Additionally, “In 2012, shale energy is responsible for $62 billion in tax revenue,” according to the study.
Between now and 2035, shale energy development is expected to contribute more than $2.5 trillion in total tax revenue — more than half of which will go to states and localities.
Overall, between now and 2035, the energy industry will invest more than $5.1 trillion in energy development.”
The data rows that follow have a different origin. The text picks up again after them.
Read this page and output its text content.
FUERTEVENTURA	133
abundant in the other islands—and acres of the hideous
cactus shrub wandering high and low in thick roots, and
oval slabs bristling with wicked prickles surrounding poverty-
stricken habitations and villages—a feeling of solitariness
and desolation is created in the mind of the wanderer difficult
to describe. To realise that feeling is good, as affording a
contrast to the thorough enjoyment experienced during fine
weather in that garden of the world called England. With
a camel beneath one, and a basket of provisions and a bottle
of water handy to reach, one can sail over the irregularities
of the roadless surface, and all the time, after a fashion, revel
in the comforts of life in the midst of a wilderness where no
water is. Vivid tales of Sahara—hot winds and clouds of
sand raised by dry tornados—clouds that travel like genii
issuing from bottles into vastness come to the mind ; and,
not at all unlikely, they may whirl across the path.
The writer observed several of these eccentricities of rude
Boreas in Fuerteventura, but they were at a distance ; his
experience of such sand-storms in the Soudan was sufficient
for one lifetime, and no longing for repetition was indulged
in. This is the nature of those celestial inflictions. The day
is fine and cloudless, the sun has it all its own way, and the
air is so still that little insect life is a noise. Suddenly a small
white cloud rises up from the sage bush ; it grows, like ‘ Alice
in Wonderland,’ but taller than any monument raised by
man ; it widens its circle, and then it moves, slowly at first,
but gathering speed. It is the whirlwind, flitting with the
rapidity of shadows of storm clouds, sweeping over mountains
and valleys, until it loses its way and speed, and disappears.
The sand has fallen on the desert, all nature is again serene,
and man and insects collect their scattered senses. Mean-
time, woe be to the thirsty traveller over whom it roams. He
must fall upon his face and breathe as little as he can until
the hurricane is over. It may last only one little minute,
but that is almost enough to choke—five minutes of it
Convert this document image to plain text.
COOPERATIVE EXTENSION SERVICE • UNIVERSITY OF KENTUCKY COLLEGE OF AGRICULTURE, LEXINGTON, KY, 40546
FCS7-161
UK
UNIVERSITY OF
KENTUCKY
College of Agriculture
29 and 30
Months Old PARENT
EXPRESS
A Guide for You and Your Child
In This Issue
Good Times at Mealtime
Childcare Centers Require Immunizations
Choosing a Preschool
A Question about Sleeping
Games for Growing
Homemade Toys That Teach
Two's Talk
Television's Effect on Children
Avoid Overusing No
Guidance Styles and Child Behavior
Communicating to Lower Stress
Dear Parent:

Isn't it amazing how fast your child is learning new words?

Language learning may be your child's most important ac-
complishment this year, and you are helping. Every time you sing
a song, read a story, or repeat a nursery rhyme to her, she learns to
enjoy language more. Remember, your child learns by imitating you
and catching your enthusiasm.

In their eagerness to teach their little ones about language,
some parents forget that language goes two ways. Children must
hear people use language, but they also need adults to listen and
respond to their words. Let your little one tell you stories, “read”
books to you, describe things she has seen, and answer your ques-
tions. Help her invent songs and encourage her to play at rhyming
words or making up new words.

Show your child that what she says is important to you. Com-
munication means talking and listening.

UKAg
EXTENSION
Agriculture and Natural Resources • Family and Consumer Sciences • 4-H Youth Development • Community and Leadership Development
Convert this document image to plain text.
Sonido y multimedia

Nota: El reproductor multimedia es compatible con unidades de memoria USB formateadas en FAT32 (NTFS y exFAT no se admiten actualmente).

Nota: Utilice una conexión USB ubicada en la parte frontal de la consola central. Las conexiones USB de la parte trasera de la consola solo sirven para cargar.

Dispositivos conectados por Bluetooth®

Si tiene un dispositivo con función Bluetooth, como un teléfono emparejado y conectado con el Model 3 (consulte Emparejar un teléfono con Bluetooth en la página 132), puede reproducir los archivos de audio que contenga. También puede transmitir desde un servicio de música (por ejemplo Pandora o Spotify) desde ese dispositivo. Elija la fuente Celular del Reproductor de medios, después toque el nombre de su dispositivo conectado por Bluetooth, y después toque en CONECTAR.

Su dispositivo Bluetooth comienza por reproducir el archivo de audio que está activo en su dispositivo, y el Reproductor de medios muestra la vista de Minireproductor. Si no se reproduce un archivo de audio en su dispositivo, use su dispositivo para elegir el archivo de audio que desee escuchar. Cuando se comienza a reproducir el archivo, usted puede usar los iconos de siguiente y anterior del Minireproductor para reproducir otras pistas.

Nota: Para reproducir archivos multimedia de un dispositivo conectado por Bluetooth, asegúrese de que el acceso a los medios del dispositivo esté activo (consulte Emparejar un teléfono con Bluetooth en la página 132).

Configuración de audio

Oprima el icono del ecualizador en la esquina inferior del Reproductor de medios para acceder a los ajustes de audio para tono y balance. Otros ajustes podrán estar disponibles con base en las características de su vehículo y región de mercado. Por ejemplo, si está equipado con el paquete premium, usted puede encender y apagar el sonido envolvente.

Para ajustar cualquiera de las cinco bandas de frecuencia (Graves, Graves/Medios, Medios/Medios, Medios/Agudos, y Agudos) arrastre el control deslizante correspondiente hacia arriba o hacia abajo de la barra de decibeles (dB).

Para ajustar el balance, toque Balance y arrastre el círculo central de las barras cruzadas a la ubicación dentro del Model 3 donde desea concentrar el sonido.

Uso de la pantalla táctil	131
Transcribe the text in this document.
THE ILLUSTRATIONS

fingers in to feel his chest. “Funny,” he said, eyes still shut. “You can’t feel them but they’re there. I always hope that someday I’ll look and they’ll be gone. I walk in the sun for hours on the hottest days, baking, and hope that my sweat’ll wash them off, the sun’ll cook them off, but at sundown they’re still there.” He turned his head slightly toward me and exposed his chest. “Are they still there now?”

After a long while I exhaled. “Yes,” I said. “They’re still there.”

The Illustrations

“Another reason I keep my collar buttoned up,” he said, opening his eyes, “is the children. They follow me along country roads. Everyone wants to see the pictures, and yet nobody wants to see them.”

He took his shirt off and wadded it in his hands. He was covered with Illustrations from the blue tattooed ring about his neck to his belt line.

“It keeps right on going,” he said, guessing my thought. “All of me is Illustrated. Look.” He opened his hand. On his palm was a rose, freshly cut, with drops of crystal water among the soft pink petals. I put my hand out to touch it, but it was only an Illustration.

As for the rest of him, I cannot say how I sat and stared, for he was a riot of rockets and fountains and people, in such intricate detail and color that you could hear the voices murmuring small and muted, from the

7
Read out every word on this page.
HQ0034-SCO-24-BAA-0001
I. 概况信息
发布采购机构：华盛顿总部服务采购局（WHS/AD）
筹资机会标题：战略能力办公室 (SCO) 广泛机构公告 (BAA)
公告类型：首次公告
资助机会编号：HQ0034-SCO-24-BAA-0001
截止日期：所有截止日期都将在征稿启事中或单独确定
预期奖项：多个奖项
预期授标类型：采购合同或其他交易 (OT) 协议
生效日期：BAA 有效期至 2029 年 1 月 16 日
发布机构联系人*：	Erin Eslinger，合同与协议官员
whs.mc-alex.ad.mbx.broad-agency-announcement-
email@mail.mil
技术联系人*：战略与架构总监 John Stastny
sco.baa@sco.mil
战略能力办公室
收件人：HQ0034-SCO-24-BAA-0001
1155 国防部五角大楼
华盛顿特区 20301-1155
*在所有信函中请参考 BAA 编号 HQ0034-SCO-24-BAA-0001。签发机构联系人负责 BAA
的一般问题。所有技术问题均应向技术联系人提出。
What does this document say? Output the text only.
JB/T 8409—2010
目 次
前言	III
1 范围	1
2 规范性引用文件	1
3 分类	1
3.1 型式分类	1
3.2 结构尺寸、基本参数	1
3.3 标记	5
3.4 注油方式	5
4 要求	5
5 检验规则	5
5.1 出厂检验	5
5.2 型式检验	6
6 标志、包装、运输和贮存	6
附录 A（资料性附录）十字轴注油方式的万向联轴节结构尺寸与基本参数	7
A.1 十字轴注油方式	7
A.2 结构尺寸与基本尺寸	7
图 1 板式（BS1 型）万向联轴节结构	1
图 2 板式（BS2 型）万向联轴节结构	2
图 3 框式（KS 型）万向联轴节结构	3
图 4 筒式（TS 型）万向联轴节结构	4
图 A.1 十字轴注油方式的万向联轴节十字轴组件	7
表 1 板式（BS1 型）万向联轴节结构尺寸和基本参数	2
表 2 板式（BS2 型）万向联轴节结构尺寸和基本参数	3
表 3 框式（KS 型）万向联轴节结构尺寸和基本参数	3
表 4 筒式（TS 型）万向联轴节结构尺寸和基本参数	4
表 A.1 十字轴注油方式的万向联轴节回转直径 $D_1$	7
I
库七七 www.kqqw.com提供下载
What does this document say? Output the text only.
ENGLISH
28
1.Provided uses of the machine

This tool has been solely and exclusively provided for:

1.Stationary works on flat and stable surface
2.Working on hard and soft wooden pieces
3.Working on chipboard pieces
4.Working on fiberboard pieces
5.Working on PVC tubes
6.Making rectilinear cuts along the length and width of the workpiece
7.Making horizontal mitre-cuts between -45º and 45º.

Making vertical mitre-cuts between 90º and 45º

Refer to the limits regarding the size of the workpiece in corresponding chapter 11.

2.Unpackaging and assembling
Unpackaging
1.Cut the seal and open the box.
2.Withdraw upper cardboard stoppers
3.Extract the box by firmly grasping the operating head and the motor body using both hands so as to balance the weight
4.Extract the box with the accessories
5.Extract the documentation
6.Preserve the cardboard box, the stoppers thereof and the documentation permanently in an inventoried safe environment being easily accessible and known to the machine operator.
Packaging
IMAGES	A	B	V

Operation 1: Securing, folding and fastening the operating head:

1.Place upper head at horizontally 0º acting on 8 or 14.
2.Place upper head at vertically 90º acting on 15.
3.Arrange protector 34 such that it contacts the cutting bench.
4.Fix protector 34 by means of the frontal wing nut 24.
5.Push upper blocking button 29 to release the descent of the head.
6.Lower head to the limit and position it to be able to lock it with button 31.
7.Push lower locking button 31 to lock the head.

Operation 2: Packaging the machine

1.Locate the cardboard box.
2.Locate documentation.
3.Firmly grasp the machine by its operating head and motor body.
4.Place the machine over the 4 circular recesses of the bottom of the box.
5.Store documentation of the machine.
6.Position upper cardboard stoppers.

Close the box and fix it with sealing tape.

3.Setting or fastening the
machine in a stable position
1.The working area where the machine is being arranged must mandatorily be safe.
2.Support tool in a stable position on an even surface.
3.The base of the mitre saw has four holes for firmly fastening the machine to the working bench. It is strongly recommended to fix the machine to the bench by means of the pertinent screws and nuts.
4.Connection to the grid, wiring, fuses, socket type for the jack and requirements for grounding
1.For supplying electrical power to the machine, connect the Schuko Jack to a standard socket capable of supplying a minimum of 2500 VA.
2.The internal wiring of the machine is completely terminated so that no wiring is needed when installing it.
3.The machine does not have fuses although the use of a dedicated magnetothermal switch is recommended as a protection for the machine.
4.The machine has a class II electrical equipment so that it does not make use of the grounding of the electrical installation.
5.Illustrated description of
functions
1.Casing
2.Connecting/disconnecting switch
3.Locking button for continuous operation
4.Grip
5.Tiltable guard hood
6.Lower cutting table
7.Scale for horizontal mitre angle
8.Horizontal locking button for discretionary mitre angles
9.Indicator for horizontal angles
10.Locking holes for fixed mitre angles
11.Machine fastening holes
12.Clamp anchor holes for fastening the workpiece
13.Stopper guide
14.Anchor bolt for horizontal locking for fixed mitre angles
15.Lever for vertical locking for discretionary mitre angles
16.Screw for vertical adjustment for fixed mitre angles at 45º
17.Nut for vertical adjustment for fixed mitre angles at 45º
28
The study is available online at www.energyxxi.org/americas-energy-future.
Still Pushing: Gov. John Kasich continues to push for an increase in taxes from oil and gas production from horizontal hydraulic fracturing, voicing optimism Oct. 24 that lawmakers would consider his severance-tax proposal during the lame-duck session.
Petitions: The national Environmental Integrity Project announced Oct. 24 that it was joining more than a dozen like-minded groups to petition the U.S. Environmental Protection Agency to require more disclosure of chemicals used in horizontal hydraulic fracturing. They want oil and gas producers to report to the Toxics Release Inventory, providing greater public access to the information.
“The EPA estimates the oil and gas industry releases 127,000 tons of hazardous air pollutants every year, second only to power plants and more than any of the other industries already reporting to TRI,” Eric Schaeffer, director of the Environmental Integrity Project, said in a released statement. “Why shouldn’t oil and gas companies be required to report these toxic releases under our right-to-know laws, like so many other industries already do?”
Next Year? Republican Senate President Tom Niehaus told Statehouse reporters Oct. 30 that legislative action on the governor’s frack-tax proposal likely would not happen until the new session.
“We’re just going to start the process of having some conversations to see what, if anything, can be enacted in lame duck, or whether it’s something that we would carry over into next year,” he said.
“There is some talk of a more comprehensive tax-reform package for next year. ... There’s no immediate revenue issue that would dictate that we enact that tax today versus, say, three months from now, so it’s not a pressing timeliness issue from that standpoint.”